Echaba de menos volver a ver las tablas desde mi querido
asiento, disfrutar de ese telón que sube y baja (aunque hoy no se movió), ese
momento único en que todo se apaga y comienza la magia del teatro.
Vi un correo anunciando obras y rápidamente me inundaron las
ganas de volver. Así que acabé la mañana con 2 entradas para disfrutar de ellas
durante las próximas horas/días.
La batalla de los ausentes es un canto al olvido que sufren
aquellos que en el pasado lucharon por una causa pero ahora nadie les recuerda.
Así empieza la obra y conforme avanza nos regala mucho más. Porque lo genial de
esta compañía es cómo crean un ambiente de amargo humor en la que la risa
perturbadora, como la llama Eusebio Calonge, surge a costa de seres desvalidos.
Y todo esto se completa con frases que cuentan grandes verdades de una forma
muy poética.
Tres militares asisten al homenaje que se rinde en el lugar
de una batalla en la que casi todos sus compañeros perecieron. En el acto se
llevan una desagradable sorpresa, nadie ha asistido, ni prensa, ni políticos,
ni militares… Los ausentes no interesan a la sociedad. Como bien dicen, no viene nadie
porque saben bien quienes son, o, si es la batalla de los ausentes, están todos.
Recuerdan la dureza de la vida en las trincheras, discuten sobre quién hizo el
acto más heroico o cuál se escondió ante el ataque del enemigo y gracias a eso
sigue vivo, se pelean por la ubicación en la que ocurrió la terrible batalla
que es donde depositarán la corona de laurel. Todo para no enfrentar la dura
realidad del olvido.
En la locura del comandante entran en la trinchera y
empiezan a recrear lo que vivieron allí, guardan la esperanza de recuperar la
gloria del pasado. Pero no es fácil simular una lucha cuando no hay un enemigo visible
que les ataca. Mueven la línea de fuego, simulan ser cada uno de un bando,
buscan un sonido que les haga estar en guardia… Entre uno y otro delirio del
comandante, los dos soldados comentan que tienen que seguirle la corriente al
comandante a la espera de que alguien se haga cargo de él, ya que su familia pretende
darle por muerto y en el asilo se han desentendido de él.
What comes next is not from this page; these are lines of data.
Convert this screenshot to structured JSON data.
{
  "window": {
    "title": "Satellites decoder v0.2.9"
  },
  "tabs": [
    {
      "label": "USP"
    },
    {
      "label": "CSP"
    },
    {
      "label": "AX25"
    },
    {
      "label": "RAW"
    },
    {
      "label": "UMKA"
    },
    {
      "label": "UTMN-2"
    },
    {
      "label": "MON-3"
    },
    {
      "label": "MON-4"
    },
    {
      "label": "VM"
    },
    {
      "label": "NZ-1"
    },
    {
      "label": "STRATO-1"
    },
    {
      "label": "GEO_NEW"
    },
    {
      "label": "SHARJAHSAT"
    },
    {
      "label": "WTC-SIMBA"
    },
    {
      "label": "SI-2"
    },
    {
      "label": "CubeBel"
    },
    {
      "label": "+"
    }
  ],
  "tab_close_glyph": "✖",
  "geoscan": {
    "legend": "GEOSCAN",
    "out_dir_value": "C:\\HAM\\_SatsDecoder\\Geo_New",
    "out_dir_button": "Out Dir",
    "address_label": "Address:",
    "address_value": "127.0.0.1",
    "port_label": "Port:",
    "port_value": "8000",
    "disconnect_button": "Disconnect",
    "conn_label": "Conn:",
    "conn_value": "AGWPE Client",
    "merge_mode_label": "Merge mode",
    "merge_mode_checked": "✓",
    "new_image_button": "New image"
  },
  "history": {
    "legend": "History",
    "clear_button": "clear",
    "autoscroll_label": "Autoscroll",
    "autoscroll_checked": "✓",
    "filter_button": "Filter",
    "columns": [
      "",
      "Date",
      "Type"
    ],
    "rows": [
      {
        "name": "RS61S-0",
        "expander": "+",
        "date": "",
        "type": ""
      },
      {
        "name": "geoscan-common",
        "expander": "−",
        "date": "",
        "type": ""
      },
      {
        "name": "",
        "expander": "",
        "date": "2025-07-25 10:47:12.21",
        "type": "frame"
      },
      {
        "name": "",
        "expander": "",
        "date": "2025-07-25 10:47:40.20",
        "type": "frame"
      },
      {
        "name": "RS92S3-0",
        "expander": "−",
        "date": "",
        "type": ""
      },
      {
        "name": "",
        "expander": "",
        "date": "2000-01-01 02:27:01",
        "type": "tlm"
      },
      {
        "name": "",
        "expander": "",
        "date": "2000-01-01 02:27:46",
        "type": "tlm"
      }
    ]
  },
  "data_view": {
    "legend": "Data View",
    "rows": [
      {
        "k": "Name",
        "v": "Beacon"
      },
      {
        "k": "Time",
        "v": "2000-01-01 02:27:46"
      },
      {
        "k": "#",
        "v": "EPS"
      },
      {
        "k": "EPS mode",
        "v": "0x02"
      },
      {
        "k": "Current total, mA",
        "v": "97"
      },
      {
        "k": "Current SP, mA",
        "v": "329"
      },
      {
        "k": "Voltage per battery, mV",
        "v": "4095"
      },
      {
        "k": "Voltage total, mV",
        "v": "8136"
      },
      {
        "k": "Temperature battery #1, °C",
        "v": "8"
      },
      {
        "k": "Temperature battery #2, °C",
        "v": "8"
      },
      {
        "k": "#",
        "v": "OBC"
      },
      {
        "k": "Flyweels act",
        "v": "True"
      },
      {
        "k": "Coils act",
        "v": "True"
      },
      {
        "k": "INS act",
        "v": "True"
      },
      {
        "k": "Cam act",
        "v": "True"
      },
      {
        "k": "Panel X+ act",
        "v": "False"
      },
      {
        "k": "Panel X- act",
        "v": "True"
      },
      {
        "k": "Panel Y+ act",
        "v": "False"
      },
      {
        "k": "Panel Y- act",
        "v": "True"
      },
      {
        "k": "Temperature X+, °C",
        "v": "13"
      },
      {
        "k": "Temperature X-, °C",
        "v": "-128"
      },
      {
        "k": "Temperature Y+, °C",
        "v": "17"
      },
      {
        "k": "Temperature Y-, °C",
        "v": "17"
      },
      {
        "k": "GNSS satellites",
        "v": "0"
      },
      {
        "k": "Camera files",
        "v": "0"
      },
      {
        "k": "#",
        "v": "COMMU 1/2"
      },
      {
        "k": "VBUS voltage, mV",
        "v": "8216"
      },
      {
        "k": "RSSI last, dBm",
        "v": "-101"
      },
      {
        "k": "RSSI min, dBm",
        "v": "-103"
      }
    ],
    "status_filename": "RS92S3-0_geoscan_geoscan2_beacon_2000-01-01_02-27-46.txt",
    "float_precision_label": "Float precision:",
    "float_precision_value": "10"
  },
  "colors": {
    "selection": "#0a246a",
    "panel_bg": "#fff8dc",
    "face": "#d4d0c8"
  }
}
Como lo de la guerra parece que no funciona, le proponen que se haga el dirigente de todo el territorio que han ocupado. El comandante es agasajado y tratado como un rey, vestido con traje y capa y acompañado al trono.
Pero frente a todas las políticas que podría aplicar, decide ser un opresor
con su pueblo, someterles, privarles del derecho de opinión y manifestación,
encarcelar a los subversivos, borrar las señas del bando perdedor, convertir ministerios
en lugares llenos de parásitos, entregar pantallas al pueblo que eliminen el
pensamiento crítico, ajusticiar a los molestos como medida represora, elegir a
los verdugos como parte importante de su gobierno. Todo ello con la idea de
postergar su gobierno corrupto todo el tiempo que le sea posible.
Y entre todo este desvarío comienzan a sonar disparos del
otro bando. Es el aviso de que las decisiones tomadas nunca ayudarán a
pacificar el mundo. Como ellos dicen, la vida no tiene sentido sin un enemigo,
pero ahora que no lo vemos es porque está entre nosotros, dentro de cada uno,
es aquel que nos ha sometido y nos mantiene atados a un mundo falso.
La batalla es la única forma de vida para ellos, lo único
que les mantiene la esperanza de no morir, de no caer en el olvido, de dar un
sentido a la existencia. Una luz que nunca se apaga, que les acompaña donde
quiera que se muevan, es el símbolo de la esperanza. Los tres militares
acabaran volviendo a las trincheras, escondiéndose bajo ellas, guardando su
dignidad.
La obra aborda con humor el simil de la vida actual, en
continuo combate. Y nos muestra ese combate como algo difícil, donde lo que
estamos perdiendo es el sentido poético de la existencia y para resistir solo
tenemos la dignidad y la fe. La única forma de encontrar sentido a la lucha es
ser personajes quijotescos.
La obra es esperpéntica, podría haberla firmado Don Ramón
María.
En escena aparecen todos los objetos que son sello de la Zaranda, sacos, caretas, perchero, sillas con ruedas, maniquíes… Ellos mueven a su antojo el atrezzo y al público, en un baile descarnado y necesario.